IMM, sebagai gerakan kader, intelektual, dan dakwah, tidak bisa bersikap netral atas realitas ini. IMM harus merekonstruksi dirinya sebagai pusat pembentukan kepakaran, bukan sekadar pelabelan “aktivis” atau “kader militan”. Kepakaran dalam tradisi Islam dan Muhammadiyah adalah hasil dari kesungguhan intelektual, kontemplasi spiritual, dan kepekaan sosial—yang tidak dapat ditumbuhkan hanya dari selebaran digital atau kutipan TikTok berdurasi 60 detik.

2. Filsafat Postmodernisme dan Kritik terhadap Modernitas

Postmodernisme, sebagaimana dijelaskan dalam materi DAMNAS, adalah aliran pemikiran yang muncul sebagai kritik atas proyek modernitas. Jika modernisme percaya pada kemajuan, rasionalitas, dan narasi besar (grand narrative), maka postmodernisme meragukan semuanya. Postmodernisme mencurigai kebenaran yang diklaim universal, mempertanyakan narasi dominan, dan menegaskan pluralitas perspektif serta fragmentasi identitas.

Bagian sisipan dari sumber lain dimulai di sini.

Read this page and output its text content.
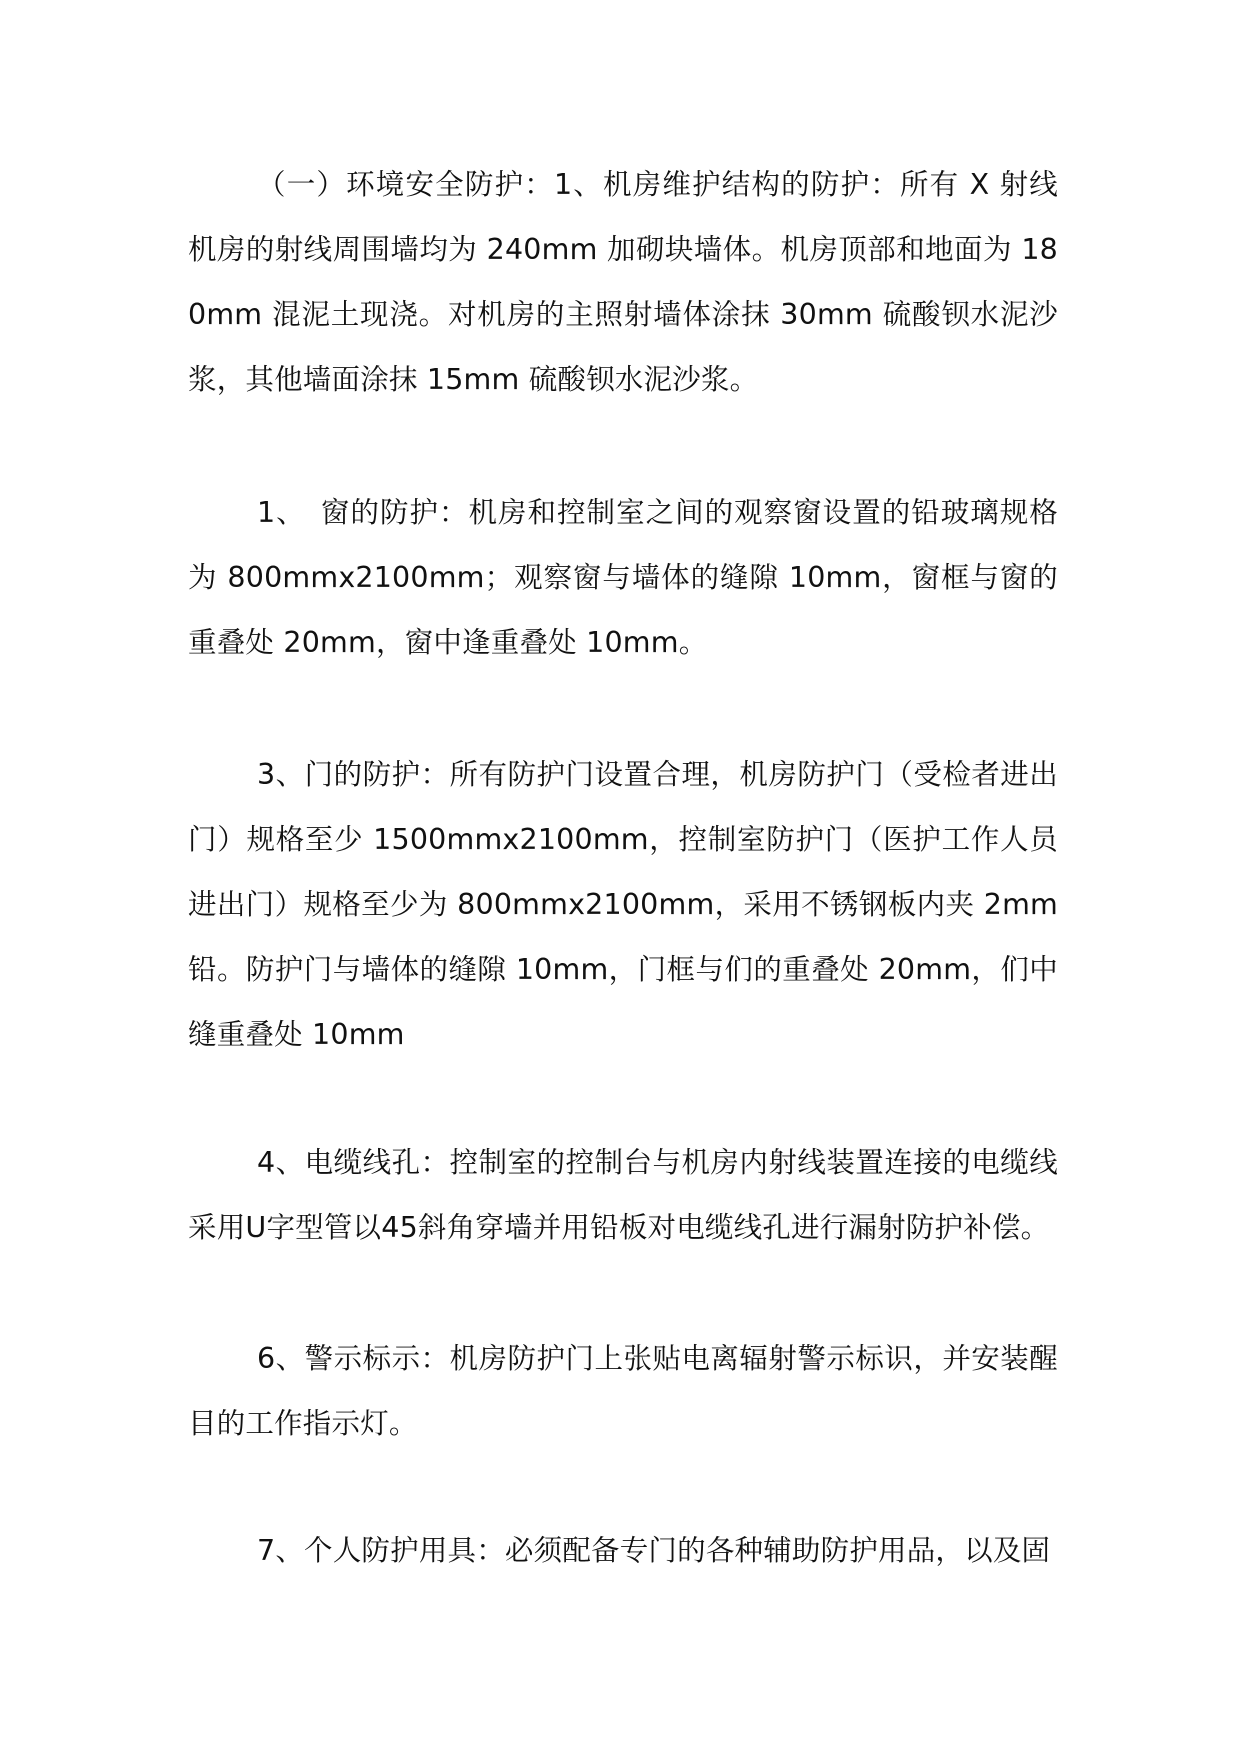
（一）环境安全防护：1、机房维护结构的防护：所有 X 射线机房的射线周围墙均为 240mm 加砌块墙体。机房顶部和地面为 180mm 混泥土现浇。对机房的主照射墙体涂抹 30mm 硫酸钡水泥沙浆，其他墙面涂抹 15mm 硫酸钡水泥沙浆。

1、　窗的防护：机房和控制室之间的观察窗设置的铅玻璃规格为 800mmx2100mm；观察窗与墙体的缝隙 10mm，窗框与窗的重叠处 20mm，窗中逢重叠处 10mm。

3、门的防护：所有防护门设置合理，机房防护门（受检者进出门）规格至少 1500mmx2100mm，控制室防护门（医护工作人员进出门）规格至少为 800mmx2100mm，采用不锈钢板内夹 2mm 铅。防护门与墙体的缝隙 10mm，门框与们的重叠处 20mm，们中缝重叠处 10mm

4、电缆线孔：控制室的控制台与机房内射线装置连接的电缆线采用U字型管以45斜角穿墙并用铅板对电缆线孔进行漏射防护补偿。

6、警示标示：机房防护门上张贴电离辐射警示标识，并安装醒目的工作指示灯。

7、个人防护用具：必须配备专门的各种辅助防护用品，以及固
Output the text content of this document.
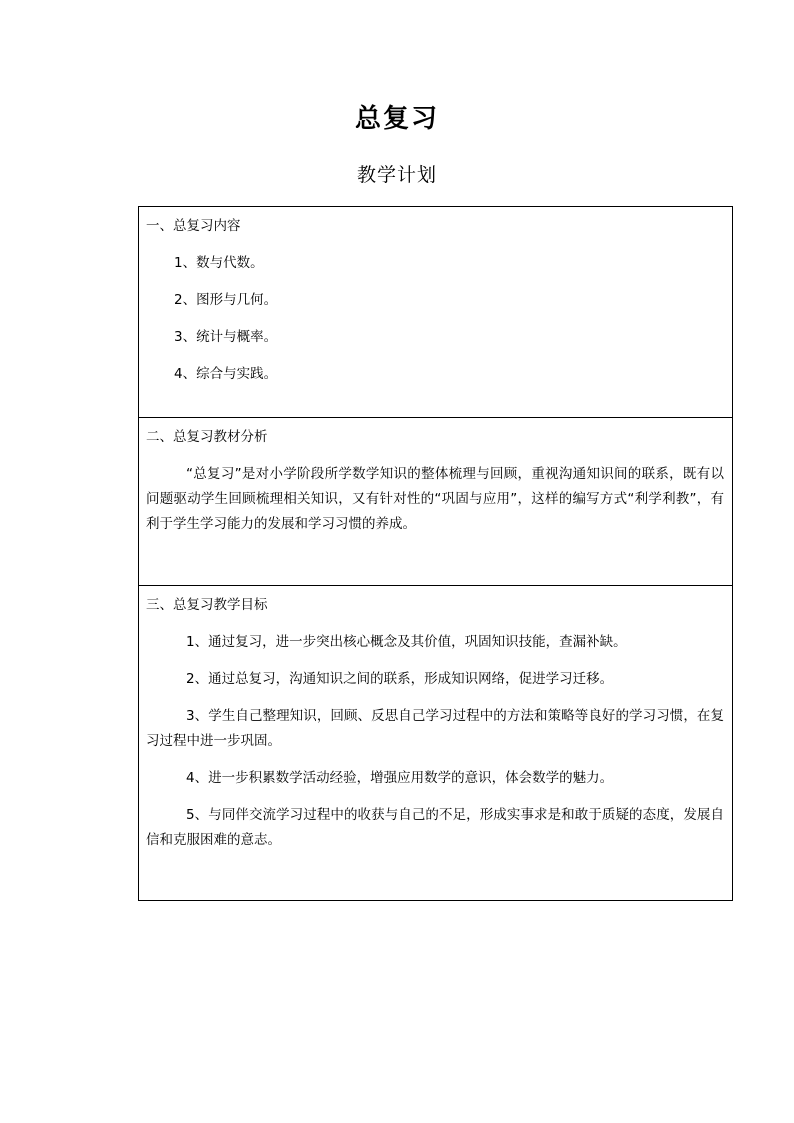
总复习
教学计划
一、总复习内容
1、数与代数。
2、图形与几何。
3、统计与概率。
4、综合与实践。
二、总复习教材分析
“总复习”是对小学阶段所学数学知识的整体梳理与回顾，重视沟通知识间的联系，既有以问题驱动学生回顾梳理相关知识，又有针对性的“巩固与应用”，这样的编写方式“利学利教”，有利于学生学习能力的发展和学习习惯的养成。
三、总复习教学目标
1、通过复习，进一步突出核心概念及其价值，巩固知识技能，查漏补缺。
2、通过总复习，沟通知识之间的联系，形成知识网络，促进学习迁移。
3、学生自己整理知识，回顾、反思自己学习过程中的方法和策略等良好的学习习惯，在复习过程中进一步巩固。
4、进一步积累数学活动经验，增强应用数学的意识，体会数学的魅力。
5、与同伴交流学习过程中的收获与自己的不足，形成实事求是和敢于质疑的态度，发展自信和克服困难的意志。
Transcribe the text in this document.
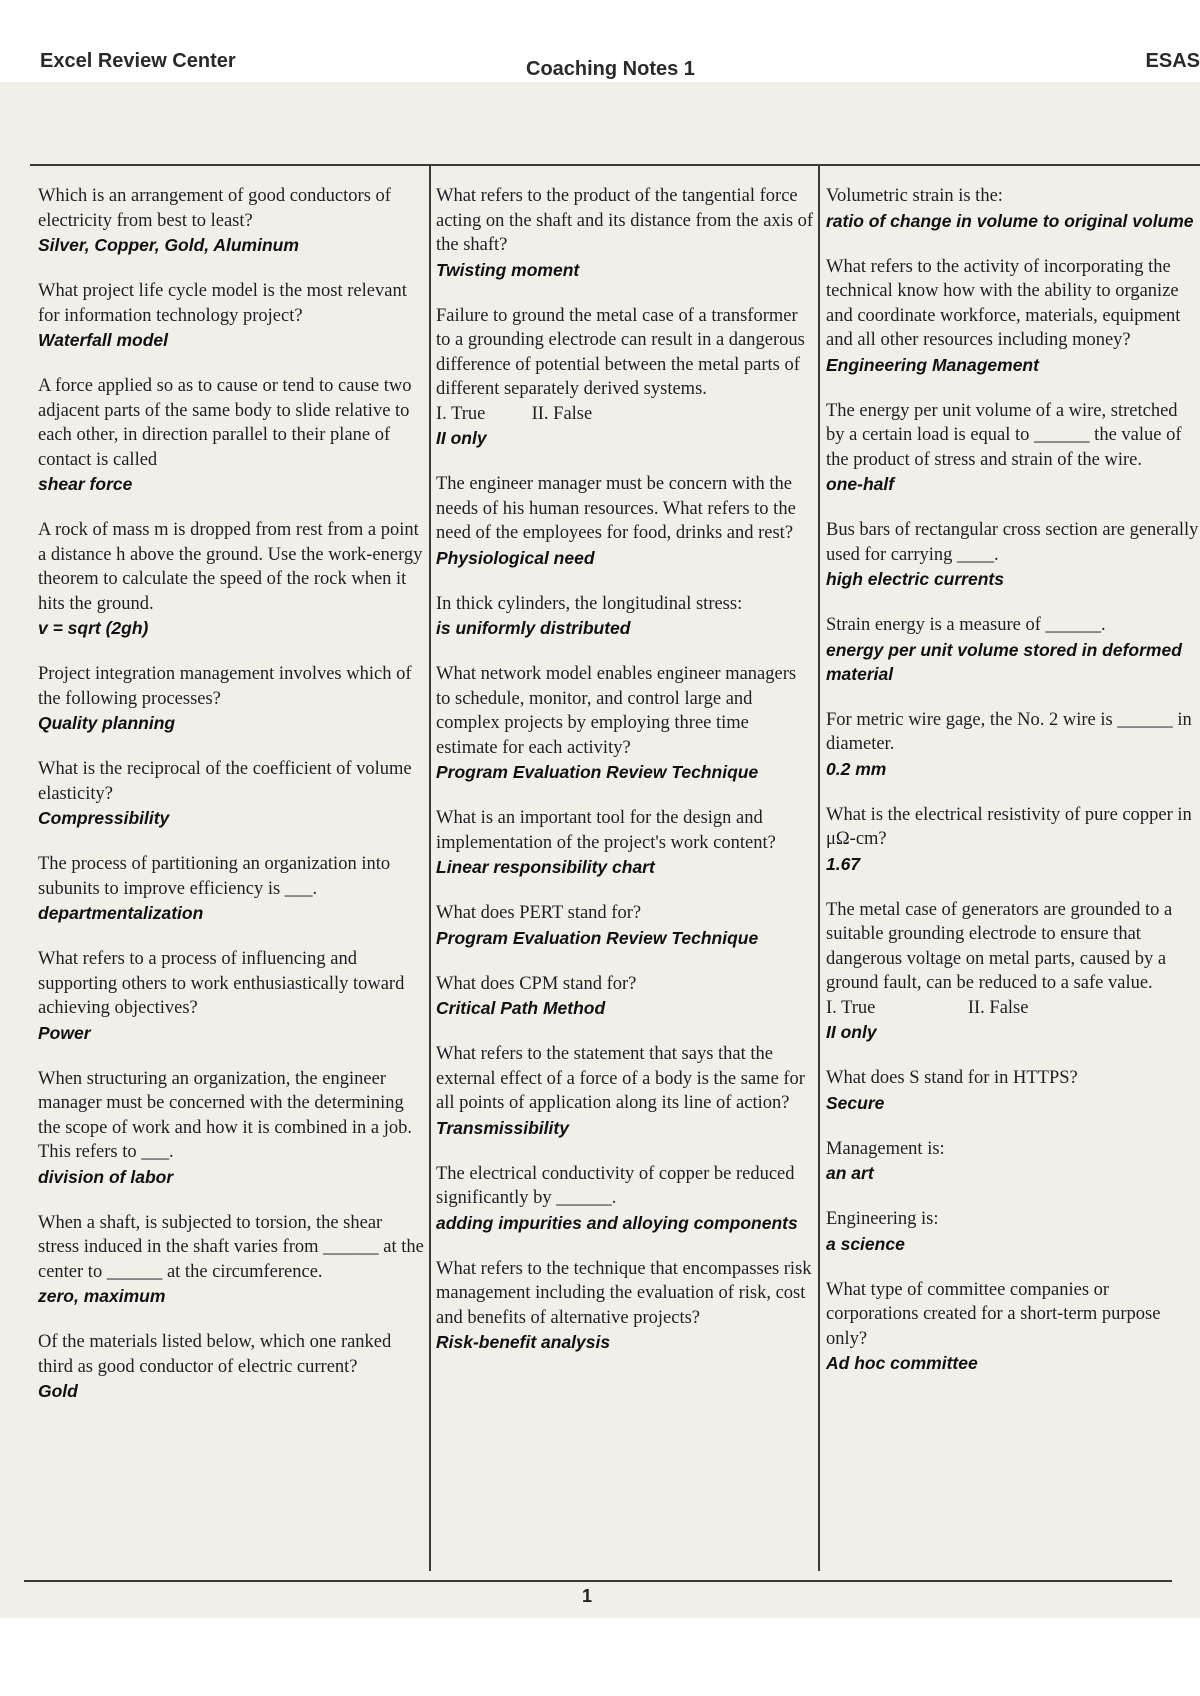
Excel Review Center	Coaching Notes 1	ESAS
Which is an arrangement of good conductors of electricity from best to least?
Silver, Copper, Gold, Aluminum
What project life cycle model is the most relevant for information technology project?
Waterfall model
A force applied so as to cause or tend to cause two adjacent parts of the same body to slide relative to each other, in direction parallel to their plane of contact is called
shear force
A rock of mass m is dropped from rest from a point a distance h above the ground. Use the work-energy theorem to calculate the speed of the rock when it hits the ground.
v = sqrt (2gh)
Project integration management involves which of the following processes?
Quality planning
What is the reciprocal of the coefficient of volume elasticity?
Compressibility
The process of partitioning an organization into subunits to improve efficiency is ___.
departmentalization
What refers to a process of influencing and supporting others to work enthusiastically toward achieving objectives?
Power
When structuring an organization, the engineer manager must be concerned with the determining the scope of work and how it is combined in a job. This refers to ___.
division of labor
When a shaft, is subjected to torsion, the shear stress induced in the shaft varies from ______ at the center to ______ at the circumference.
zero, maximum
Of the materials listed below, which one ranked third as good conductor of electric current?
Gold
What refers to the product of the tangential force acting on the shaft and its distance from the axis of the shaft?
Twisting moment
Failure to ground the metal case of a transformer to a grounding electrode can result in a dangerous difference of potential between the metal parts of different separately derived systems.
I. True          II. False
II only
The engineer manager must be concern with the needs of his human resources. What refers to the need of the employees for food, drinks and rest?
Physiological need
In thick cylinders, the longitudinal stress:
is uniformly distributed
What network model enables engineer managers to schedule, monitor, and control large and complex projects by employing three time estimate for each activity?
Program Evaluation Review Technique
What is an important tool for the design and implementation of the project's work content?
Linear responsibility chart
What does PERT stand for?
Program Evaluation Review Technique
What does CPM stand for?
Critical Path Method
What refers to the statement that says that the external effect of a force of a body is the same for all points of application along its line of action?
Transmissibility
The electrical conductivity of copper be reduced significantly by ______.
adding impurities and alloying components
What refers to the technique that encompasses risk management including the evaluation of risk, cost and benefits of alternative projects?
Risk-benefit analysis
Volumetric strain is the:
ratio of change in volume to original volume
What refers to the activity of incorporating the technical know how with the ability to organize and coordinate workforce, materials, equipment and all other resources including money?
Engineering Management
The energy per unit volume of a wire, stretched by a certain load is equal to ______ the value of the product of stress and strain of the wire.
one-half
Bus bars of rectangular cross section are generally used for carrying ____.
high electric currents
Strain energy is a measure of ______.
energy per unit volume stored in deformed material
For metric wire gage, the No. 2 wire is ______ in diameter.
0.2 mm
What is the electrical resistivity of pure copper in μΩ-cm?
1.67
The metal case of generators are grounded to a suitable grounding electrode to ensure that dangerous voltage on metal parts, caused by a ground fault, can be reduced to a safe value.
I. True                    II. False
II only
What does S stand for in HTTPS?
Secure
Management is:
an art
Engineering is:
a science
What type of committee companies or corporations created for a short-term purpose only?
Ad hoc committee
1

IMM harus sadar bahwa postmodernisme bukan sekadar wacana akademik Barat. Ia telah merasuk ke dalam budaya populer, konten digital, bahkan cara kita menilai keadilan, agama, dan ilmu pengetahuan. Ketika nilai-nilai menjadi relatif dan semua perspektif dianggap setara tanpa hirarki, maka tugas kader IMM bukan hanya memahami, tetapi mengkritisi dan menyaringnya secara bijak.

3. Relativisme Nilai dan Kebenaran: Antara Dekonstruksi dan Dekadensi

Salah satu buah dari postmodernisme adalah relativisme nilai. Dalam relativisme, tidak ada kebenaran absolut; semua hanya konstruksi sosial atau subjektivitas individu. Bagi IMM, ini bisa menjelma menjadi sikap permisif terhadap segala hal, termasuk dalam masalah etika, agama, dan perjuangan ideologis.

Namun kita harus bijak. Relativisme dalam postmodernisme tidak selalu destruktif. Ia bisa menjadi peringatan agar kita tidak terjebak dalam klaim monopoli kebenaran. Islam pun, melalui prinsip la ikraha fid din, mengajarkan pentingnya kebebasan berkeyakinan. Tetapi, relativisme menjadi problematis ketika membunuh komitmen terhadap nilai, menjadikan IMM apatis terhadap kebenaran, dan terombang-ambing oleh opini mayoritas semu.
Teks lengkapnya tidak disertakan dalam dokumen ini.